L’expérience en Roumanie aura finalement tourné au fiasco pour l’attaquant international algérien, Islam Slimani, libéré par son club de Cluj.
A deux mois du Mondial, le recordman des buts en sélection nationale se dirige, doucement mais sûrement, vers une fin de carrière dans l’anonymat d’un championnat mineur. L’annonce a été faite hier par son désormais ex-club employeur. «Le CFR 1907 Cluj et l’attaquant Islam Slimani ont trouvé un accord pour mettre fin à leur collaboration», indiquait sobrement le club roumain, avant de préciser que «sous le maillot de (notre) équipe, Slimani a disputé 16 matchs, marquant un but et délivrant deux passes décisives». N’omettant pas non plus de le «remercier pour son travail au sein de (notre) club», le FC Cluj a, pour conclure, tenu à «lui souhaiter beaucoup de succès». Une communication simple et un langage d’usage pour annoncer ce qui a tout d’une erreur de casting et d’un échec sportif monumental qui ternit, osons le dire, la fin de carrière de cet attaquant de niveau international.
Cluj n’en voulait plus
D’autant plus que ledit club ne couve aucune crise et aurait assurément pu se passer d’une telle annonce à ce moment précis de la saison ! Surtout s’il est pris en considération que le FC Cluj dispute les play-offs du championnat roumain desquels il est en tête après avoir atomisé dimanche l’Université de Craiova (4-0). De cette seconde phase du championnat, l’ancien avant-centre du Chabab de Belouizdad n’a, en fait, disputé que deux minutes, restant sur le banc face au FC Rapid avant de sauter carrément de la liste des éléments convoqués à l’occasion des rencontres face à l’Université de Craiova et du Dinamo de Bucarest.

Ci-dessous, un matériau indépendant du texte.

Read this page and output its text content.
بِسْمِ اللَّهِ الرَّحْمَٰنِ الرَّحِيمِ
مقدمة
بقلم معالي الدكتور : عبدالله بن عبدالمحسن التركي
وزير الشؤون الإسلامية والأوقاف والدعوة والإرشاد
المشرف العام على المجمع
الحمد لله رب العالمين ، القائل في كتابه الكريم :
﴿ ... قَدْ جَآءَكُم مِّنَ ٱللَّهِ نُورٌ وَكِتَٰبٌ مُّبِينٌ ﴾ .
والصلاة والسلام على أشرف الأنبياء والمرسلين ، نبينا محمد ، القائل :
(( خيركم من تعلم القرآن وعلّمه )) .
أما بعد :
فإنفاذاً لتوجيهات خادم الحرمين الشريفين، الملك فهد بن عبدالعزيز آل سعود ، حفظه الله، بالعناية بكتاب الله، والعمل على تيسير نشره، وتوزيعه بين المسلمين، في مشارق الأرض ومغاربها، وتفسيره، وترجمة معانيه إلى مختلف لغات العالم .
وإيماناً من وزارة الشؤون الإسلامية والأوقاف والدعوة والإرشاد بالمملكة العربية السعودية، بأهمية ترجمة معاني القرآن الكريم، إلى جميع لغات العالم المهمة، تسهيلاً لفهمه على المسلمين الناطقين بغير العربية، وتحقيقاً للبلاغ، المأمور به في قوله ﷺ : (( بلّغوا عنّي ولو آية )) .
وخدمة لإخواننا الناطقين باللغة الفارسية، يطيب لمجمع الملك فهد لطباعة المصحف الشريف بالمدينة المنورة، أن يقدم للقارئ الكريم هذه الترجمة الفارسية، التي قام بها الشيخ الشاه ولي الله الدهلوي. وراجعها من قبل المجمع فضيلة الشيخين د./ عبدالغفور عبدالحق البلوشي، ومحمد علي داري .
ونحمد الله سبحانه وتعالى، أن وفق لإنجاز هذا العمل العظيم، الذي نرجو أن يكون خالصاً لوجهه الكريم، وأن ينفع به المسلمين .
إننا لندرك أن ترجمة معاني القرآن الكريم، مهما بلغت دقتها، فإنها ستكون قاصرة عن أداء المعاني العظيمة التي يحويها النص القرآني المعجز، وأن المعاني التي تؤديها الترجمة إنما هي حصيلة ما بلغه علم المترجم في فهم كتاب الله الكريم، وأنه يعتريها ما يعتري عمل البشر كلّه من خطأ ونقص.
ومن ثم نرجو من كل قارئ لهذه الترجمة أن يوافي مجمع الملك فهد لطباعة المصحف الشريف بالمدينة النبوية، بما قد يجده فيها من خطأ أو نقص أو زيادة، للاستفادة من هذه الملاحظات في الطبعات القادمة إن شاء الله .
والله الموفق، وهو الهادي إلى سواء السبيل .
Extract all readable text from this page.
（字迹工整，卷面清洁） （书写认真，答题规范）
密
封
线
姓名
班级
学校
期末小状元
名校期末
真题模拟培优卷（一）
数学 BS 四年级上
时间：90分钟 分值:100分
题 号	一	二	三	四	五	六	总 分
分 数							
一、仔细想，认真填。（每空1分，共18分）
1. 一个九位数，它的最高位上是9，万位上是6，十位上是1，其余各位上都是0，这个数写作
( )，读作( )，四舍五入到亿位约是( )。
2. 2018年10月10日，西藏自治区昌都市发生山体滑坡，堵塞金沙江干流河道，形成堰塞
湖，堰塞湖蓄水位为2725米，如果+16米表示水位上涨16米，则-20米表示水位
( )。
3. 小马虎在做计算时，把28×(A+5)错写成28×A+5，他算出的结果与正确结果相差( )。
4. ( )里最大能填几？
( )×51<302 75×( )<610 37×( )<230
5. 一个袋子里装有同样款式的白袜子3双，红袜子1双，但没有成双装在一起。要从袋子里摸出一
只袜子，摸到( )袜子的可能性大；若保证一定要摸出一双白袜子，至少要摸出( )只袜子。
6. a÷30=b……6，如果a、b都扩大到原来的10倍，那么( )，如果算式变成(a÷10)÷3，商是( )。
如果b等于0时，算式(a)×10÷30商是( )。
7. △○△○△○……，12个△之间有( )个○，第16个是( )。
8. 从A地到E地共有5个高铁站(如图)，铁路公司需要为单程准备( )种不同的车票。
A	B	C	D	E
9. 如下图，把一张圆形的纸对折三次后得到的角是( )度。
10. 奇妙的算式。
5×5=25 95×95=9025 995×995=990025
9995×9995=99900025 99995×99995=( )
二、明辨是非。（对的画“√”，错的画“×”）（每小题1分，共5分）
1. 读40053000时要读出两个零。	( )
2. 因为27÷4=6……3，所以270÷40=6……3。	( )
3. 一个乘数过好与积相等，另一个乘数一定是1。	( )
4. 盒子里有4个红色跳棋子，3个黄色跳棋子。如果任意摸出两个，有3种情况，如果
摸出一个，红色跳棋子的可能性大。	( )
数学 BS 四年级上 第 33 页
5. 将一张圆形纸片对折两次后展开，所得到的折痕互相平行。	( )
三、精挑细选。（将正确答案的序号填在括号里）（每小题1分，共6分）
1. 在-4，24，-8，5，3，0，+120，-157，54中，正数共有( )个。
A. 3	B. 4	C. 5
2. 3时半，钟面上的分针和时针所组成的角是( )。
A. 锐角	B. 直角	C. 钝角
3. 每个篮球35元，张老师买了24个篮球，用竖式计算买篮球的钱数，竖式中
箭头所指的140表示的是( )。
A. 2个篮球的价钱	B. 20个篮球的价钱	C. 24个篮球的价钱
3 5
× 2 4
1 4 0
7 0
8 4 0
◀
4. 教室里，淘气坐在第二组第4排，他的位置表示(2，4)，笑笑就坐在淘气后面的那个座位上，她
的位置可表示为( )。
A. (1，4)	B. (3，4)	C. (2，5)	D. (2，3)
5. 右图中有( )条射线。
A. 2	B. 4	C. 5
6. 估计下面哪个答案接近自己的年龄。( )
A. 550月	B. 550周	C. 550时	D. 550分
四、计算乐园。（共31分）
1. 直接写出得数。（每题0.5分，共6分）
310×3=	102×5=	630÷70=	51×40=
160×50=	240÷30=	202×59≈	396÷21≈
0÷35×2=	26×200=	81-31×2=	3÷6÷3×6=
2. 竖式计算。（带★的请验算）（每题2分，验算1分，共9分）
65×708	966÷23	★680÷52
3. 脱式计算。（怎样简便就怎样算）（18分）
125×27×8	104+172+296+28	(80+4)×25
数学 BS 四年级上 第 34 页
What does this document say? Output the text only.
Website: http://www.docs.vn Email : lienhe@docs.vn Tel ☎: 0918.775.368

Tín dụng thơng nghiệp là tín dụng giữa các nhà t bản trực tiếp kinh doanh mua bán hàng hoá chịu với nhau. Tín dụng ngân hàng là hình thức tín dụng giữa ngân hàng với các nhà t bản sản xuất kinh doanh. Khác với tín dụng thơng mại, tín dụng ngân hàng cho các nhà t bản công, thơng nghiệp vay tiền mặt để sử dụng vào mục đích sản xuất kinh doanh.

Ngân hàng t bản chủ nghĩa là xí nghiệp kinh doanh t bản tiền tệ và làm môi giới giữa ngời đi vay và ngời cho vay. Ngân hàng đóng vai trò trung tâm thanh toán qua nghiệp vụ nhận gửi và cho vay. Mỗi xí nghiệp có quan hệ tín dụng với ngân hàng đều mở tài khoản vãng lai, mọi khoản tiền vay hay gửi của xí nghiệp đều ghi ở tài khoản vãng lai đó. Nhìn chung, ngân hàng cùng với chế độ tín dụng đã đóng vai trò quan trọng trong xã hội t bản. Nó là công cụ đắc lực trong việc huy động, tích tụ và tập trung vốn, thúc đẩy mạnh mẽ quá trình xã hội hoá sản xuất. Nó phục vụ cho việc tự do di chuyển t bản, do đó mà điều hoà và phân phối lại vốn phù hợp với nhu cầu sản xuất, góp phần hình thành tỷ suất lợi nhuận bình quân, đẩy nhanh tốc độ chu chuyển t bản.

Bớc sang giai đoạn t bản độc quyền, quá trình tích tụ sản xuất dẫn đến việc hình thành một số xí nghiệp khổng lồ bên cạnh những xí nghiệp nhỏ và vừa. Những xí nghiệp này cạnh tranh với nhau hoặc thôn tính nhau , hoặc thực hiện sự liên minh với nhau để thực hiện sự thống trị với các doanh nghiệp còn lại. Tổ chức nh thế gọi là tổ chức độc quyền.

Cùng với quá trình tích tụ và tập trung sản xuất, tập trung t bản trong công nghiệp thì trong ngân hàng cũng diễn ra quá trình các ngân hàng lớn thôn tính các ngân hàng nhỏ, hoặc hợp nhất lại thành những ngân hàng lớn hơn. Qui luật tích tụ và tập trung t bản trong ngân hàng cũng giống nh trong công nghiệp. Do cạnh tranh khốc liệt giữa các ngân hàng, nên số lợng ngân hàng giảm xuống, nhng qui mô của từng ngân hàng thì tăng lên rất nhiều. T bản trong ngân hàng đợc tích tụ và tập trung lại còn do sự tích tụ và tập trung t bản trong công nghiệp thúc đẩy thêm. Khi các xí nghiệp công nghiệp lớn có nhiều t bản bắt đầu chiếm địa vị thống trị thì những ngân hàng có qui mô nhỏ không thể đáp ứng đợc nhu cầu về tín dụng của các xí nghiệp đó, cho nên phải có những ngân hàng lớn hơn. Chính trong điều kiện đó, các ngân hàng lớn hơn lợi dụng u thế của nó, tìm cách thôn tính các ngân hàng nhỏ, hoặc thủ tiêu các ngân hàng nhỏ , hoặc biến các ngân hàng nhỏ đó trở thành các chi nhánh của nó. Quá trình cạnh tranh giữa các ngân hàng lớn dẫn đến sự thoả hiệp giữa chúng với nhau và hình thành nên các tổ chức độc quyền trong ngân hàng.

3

En saison régulière, il avait déjà perdu sa place aussi bien dans le onze que parmi les remplaçants qui entraient en jeu dès le mois de février, enchaînant quatre rencontres (Hermannstadt, Petrolul, Farul et Dinamo) sans la moindre seconde sur l’herbe en se contentant de regarder ses autres coéquipiers jouer.
Enième erreur de casting
Une situation qui laissait déjà croire à une fin plus rapide que prévu, concrétisée dans les faits par une déclaration de son patron technique Bogdan Mara à la chaîne roumaine Fanatik il y a quelques semaines. Ledit technicien s’était, en effet, montré extrêmement prudent au sujet de l’avenir de l’avant-centre international. «Nous ne savons pas encore. Nous préparons progressivement notre stratégie pour l’été.
L’hiver a été difficile et compliqué pour nous. Il y a certaines choses que nous savons déjà et que nous préparons afin d’avoir une équipe plus homogène et plus forte la saison prochaine», avait-il lâché sans ambages. Le pari de Slimani de reculer d’un cran pour mieux sauter tombait à l’eau et son rêve assumé de privilégier cette aventure en Europe de l’Est à hauteur de 5 000 euros mensuels juste pour maintenir la flamme et garder un mince espoir de disputer une seconde Coupe du monde se brisa, finalement, en mille morceaux.
8 pays, 13 clubs différents
Désormais sans club et à 38 ans, on voit mal comment le champion d’Afrique des nations 2019 avec les Verts pourrait rebondir, mais surtout où il pourrait le faire après avoir déjà écumé 8 championnats (Algérie, Portugal, Angleterre, France, Turquie, Brésil, Belgique et Roumanie) et porté les couleurs de 13 clubs différents (Belouizdad, Sporting Lisbonne, Leicester City, Newcastle, Fenerbahçe, Monaco, Lyon, Brest, Anderlecht, Curitiba, Malines, Westerlo et Cluj) ! Plus que jamais à l’heure de la retraite sportive, le meilleur artificier de la sélection nationale (45 buts en 104 capes) semble avoir épuisé tout son crédit après une carrière qui se sera, mine de rien, étalée sur 17 ans au plus haut niveau.